Optimization
This topic provides a detailed examination of the optimization process. LeapLogic’s intelligent grammar engine identifies optimization opportunities at schema, and orchestration levels.
In this Topic:
Schema
Schema refers to how data is organized within a database. Optimizing schema is critical based on the complexity of the queries in the schema. By interpreting the input files, DDL files help in retrieving schema-level information and generating corresponding recommendations for the target. If the target is Databricks, the schema optimization strategies are Bloom Filter index, ZOrder index, partition by, tune based on workload, tune based on table size, and Compaction (bin-packing).
Schema optimization opportunities include:
- Increasing parallelism
- Joins and Update/Delete/Merge operations can be optimized
- Entity Name: Name of the entity.
- Bloom Filter Index: A Bloom filter index is a space-efficient data structure that enables data skipping on chosen columns, particularly for fields containing arbitrary text.
- ZOrder Index: ZORDER BY co-locates the column information in the same set of files. Co-locality is used by Delta Lake data-skipping algorithms to dramatically reduce the amount of data that needs to be read.
- Partition By: Partition based on the selected value.
- Tune Based on Workload: If a Delta table experiences frequent MERGE, UPDATE, or DELETE operation, then this helps to tune file sizes for rewrites by setting the table property delta.tuneFileSizesForRewrites.
- Tune Based on Table Sizes: Helps to configure the target file size based on source table size. For example, for 1 TB table size, the size of the target file should be 256 MB; for 10 TB, it should be 1 GB and likewise.
- Compaction (bin-packing): Delta Lake on Databricks improves the speed of read queries from a table by coalescing small files into larger ones.
- Data Source: Provides data source details.
- Entity Type: Displays the type of entities.
- Frequency of Use: Displays the frequency of table used.
- Transactional: Displays the number of data flow components that are used to perform sorting, merging, data cleansing and so on.
- Data Volume: Displays the quantity of data.
- Primary Key: To identify unique row in the table. It will not accept NULL values.
- Unique Key: To identify records in a table.

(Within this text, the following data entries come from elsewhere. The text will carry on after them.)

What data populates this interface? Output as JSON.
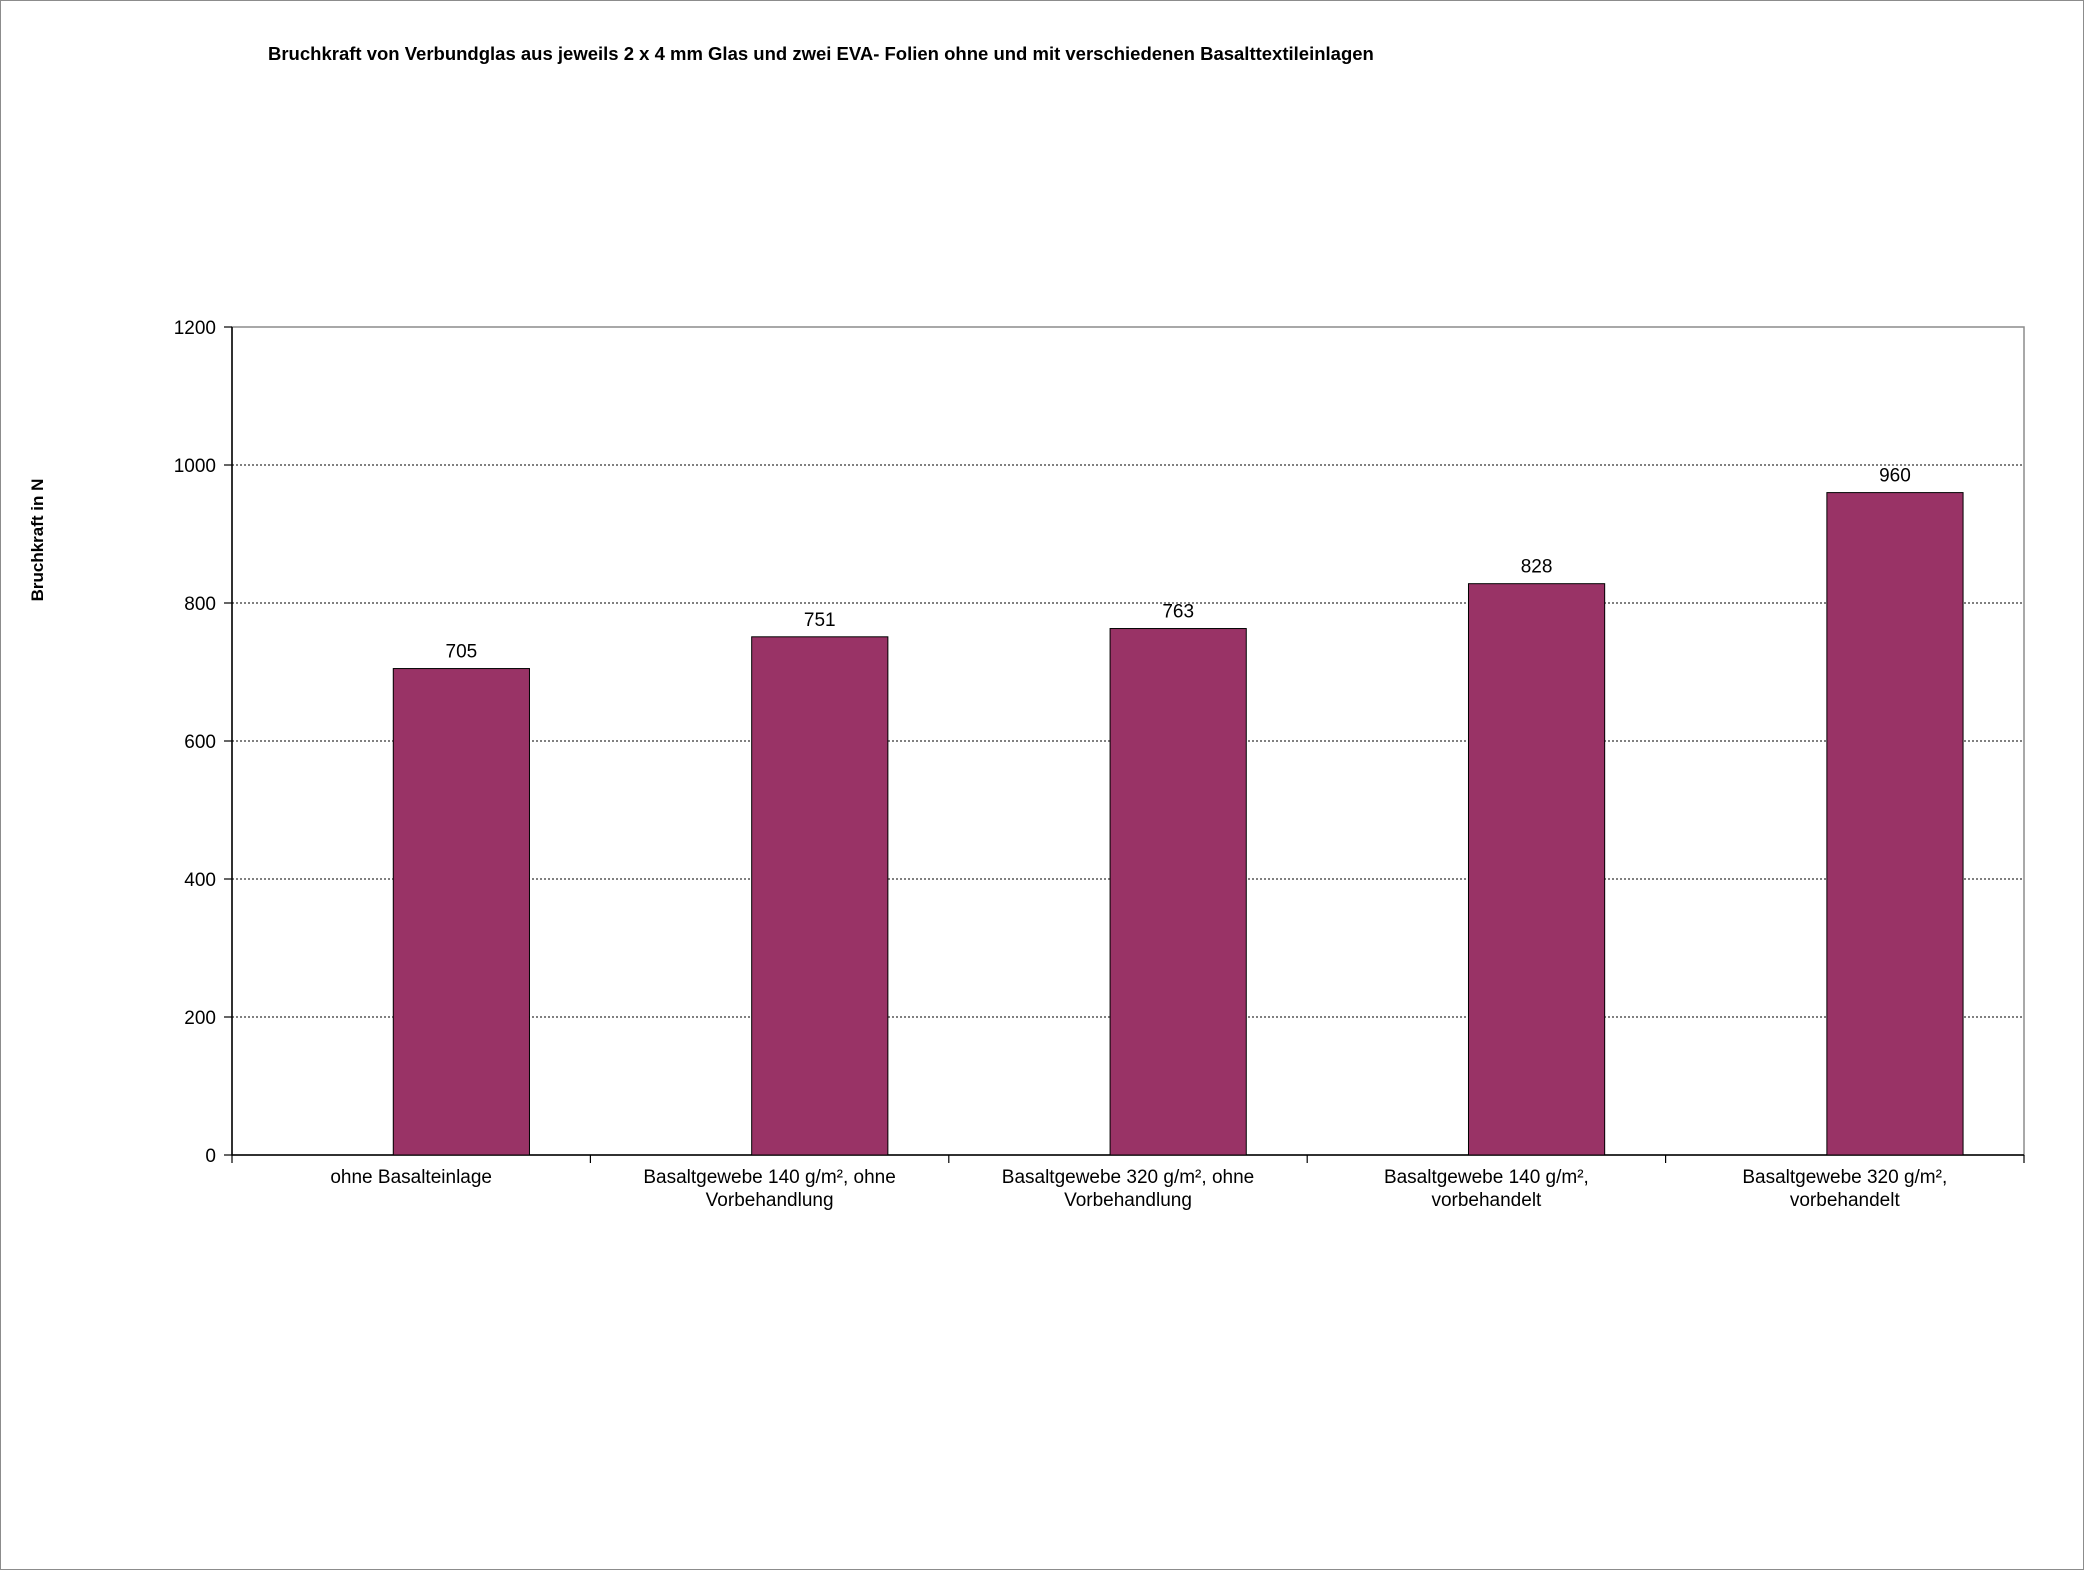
{
  "chart_data": {
    "type": "bar",
    "title": "Bruchkraft  von Verbundglas  aus  jeweils 2 x 4 mm Glas und   zwei EVA- Folien ohne und mit verschiedenen Basalttextileinlagen",
    "ylabel": "Bruchkraft  in N",
    "xlabel": "",
    "ylim": [
      0,
      1200
    ],
    "yticks": [
      "0",
      "200",
      "400",
      "600",
      "800",
      "1000",
      "1200"
    ],
    "grid": true,
    "legend": "none",
    "bar_color": "#993366",
    "categories": [
      "ohne Basalteinlage",
      "Basaltgewebe     140 g/m², ohne\nVorbehandlung",
      "Basaltgewebe       320 g/m², ohne\nVorbehandlung",
      "Basaltgewebe      140 g/m²,\nvorbehandelt",
      "Basaltgewebe       320 g/m²,\nvorbehandelt"
    ],
    "values": [
      705,
      751,
      763,
      828,
      960
    ],
    "data_labels": [
      "705",
      "751",
      "763",
      "828",
      "960"
    ]
  }
}
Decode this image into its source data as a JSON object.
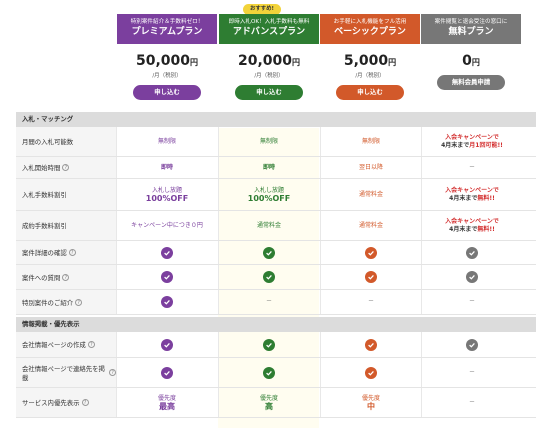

- Details: Provides additional details about the entities.
Orchestration
This section details data splits and recommends the maximum possible number of queries that can be executed in parallel for orchestration optimization.
Orchestration helps to easily manage workflows to accomplish a specific task. In orchestration, the independent queries of each file are divided into different splits that run in parallel to increase efficiency.
As per the above figure, the file contains 53 queries, which are separated into 25 splits based on the query dependency. By running these 25 splits in parallel, we can enhance the performance and execution time.
To get more insight, navigate to Files‘ row > Number of splits row, you can view the query and graphical distribution of the statement type.
Orchestration’s GRAPH displays the dependencies between files, splits, and output tables. To get the dependency information regarding splits and queries, choose the preferred node.